In an open letter sent to the government, they deplore the province's cancellation of a call for tenders regarding "new masks with windows that are more effective and comfortable than those previously used."

"This reversal puts people with hearing loss in a difficult and frustrating situation," wrote Audition Québec, the Réseau québécois pour l'inclusion sociale des personnes sourdes et malentendantes (ReQIS) and the Association du Québec pour enfants avec problèmes auditifs (AQEPA).

Over the last few months, CPEs have been given transparent masks imported from abroad, to be used by educators. However, these masks remain unused because they are "inadequate" and "uncomfortable," according to comments collected by the signatory organizations. The masks reportedly fog up easily, transmit sound poorly and provoke allergies.

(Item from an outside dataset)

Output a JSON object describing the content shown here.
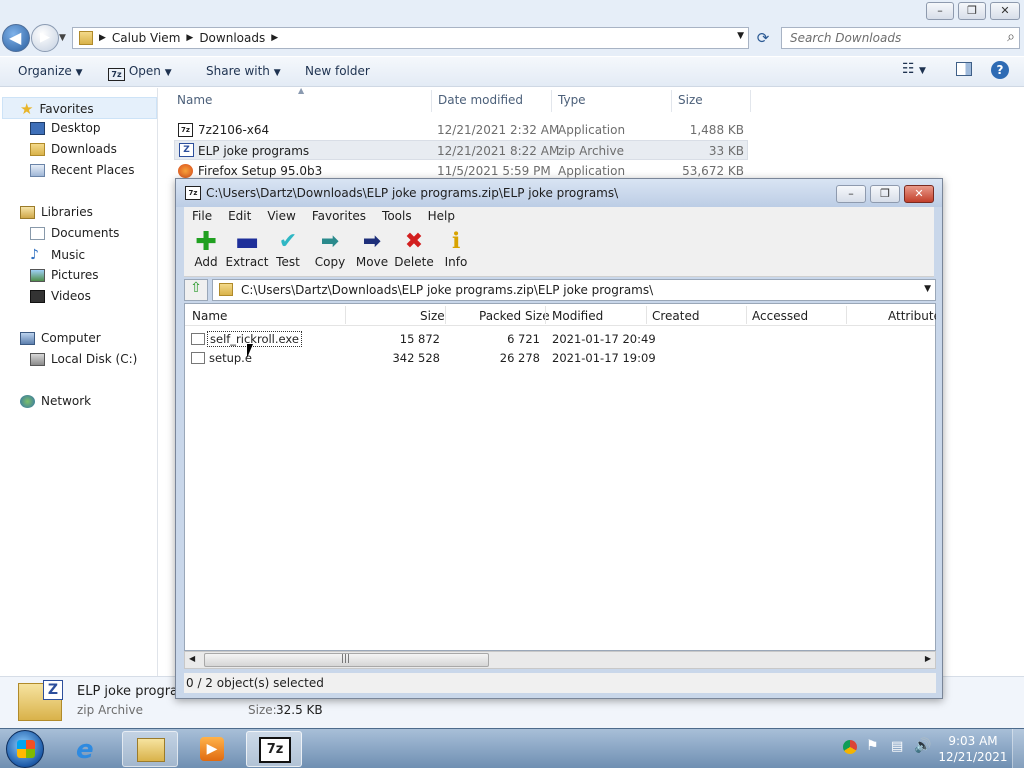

But a Quebec-made alternative is available. Entreprise Prémont in Louiseville, in the Mauricie region of Quebec, in collaboration with Audition Québec, has designed a mask with a transparent window that meets Health Canada's requirements.

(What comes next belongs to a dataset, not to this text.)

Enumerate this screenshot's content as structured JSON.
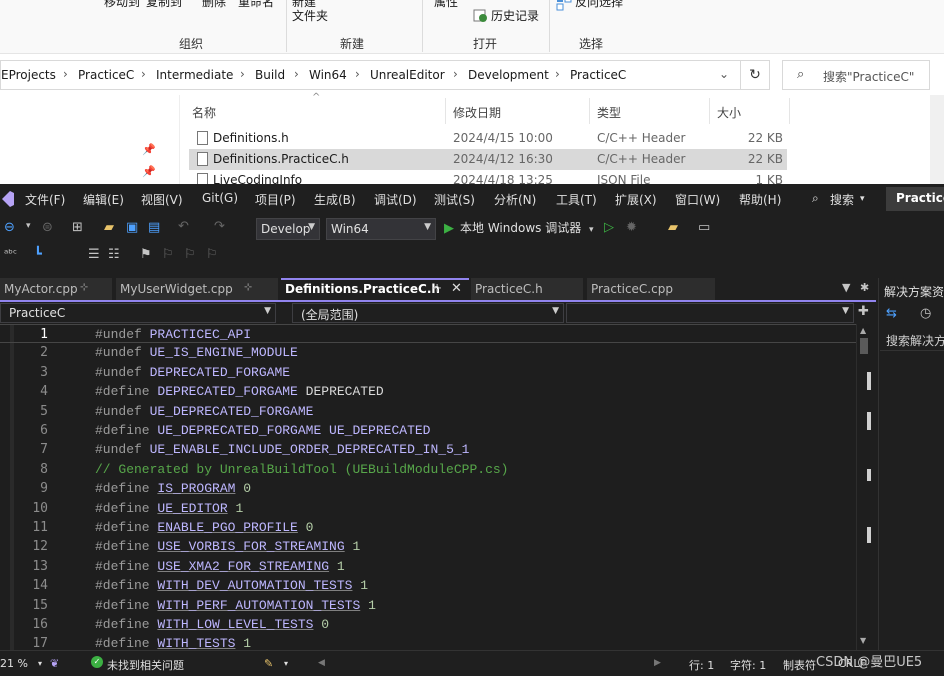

"It is very comfortable. It doesn't fog up. It makes it a little more difficult to breathe, but if it's well installed, there's no problem. It's also hypoallergenic," says the president of Audition Québec, Jeanne Choquette.

She said some daycare centres have decided to purchase Entreprise Prémont masks for themselves.

Quebec cancelled the call for tenders because the already-existing quantity of window masks would restock the entire network for about four months, according to the government.

"In the interest of sound management of public funds, the CAG (the government procurement centre) must use up this reserve before issuing a new call for tenders. Nevertheless, a reflection is underway for the launch of a new public call for tenders," explained Esther Chouinard, spokesperson for the Ministry of Education, in an email to The Canadian Press.

While she understands that Quebec is looking to clear its inventory first, Audition Quebec's interim executive director, Julie Brousseau, urges the province to keep in mind that people are currently facing "a major communication breakdown."

Children are deprived of lip-reading and facial expressions, which are "essential to their language and socio-emotional development," the AQEPA echoes.

"Lip reading for a person with hearing loss can represent up to 40 per cent of additional information," says Brousseau.

Although recommended by Public Health and early childhood experts, the use of window masks is considered "optional," according to a statement from the Ministry of Families.

"Choosing a mask [...] must be done with the constant objective of ensuring the proper development of children. However, it is not required to wear them for a long period of time," adds Chouinard.

The signatories of the letter want the Ministry of Health to issue a call for tenders to equip its entire network with Quebec-made masks featuring transparent windows.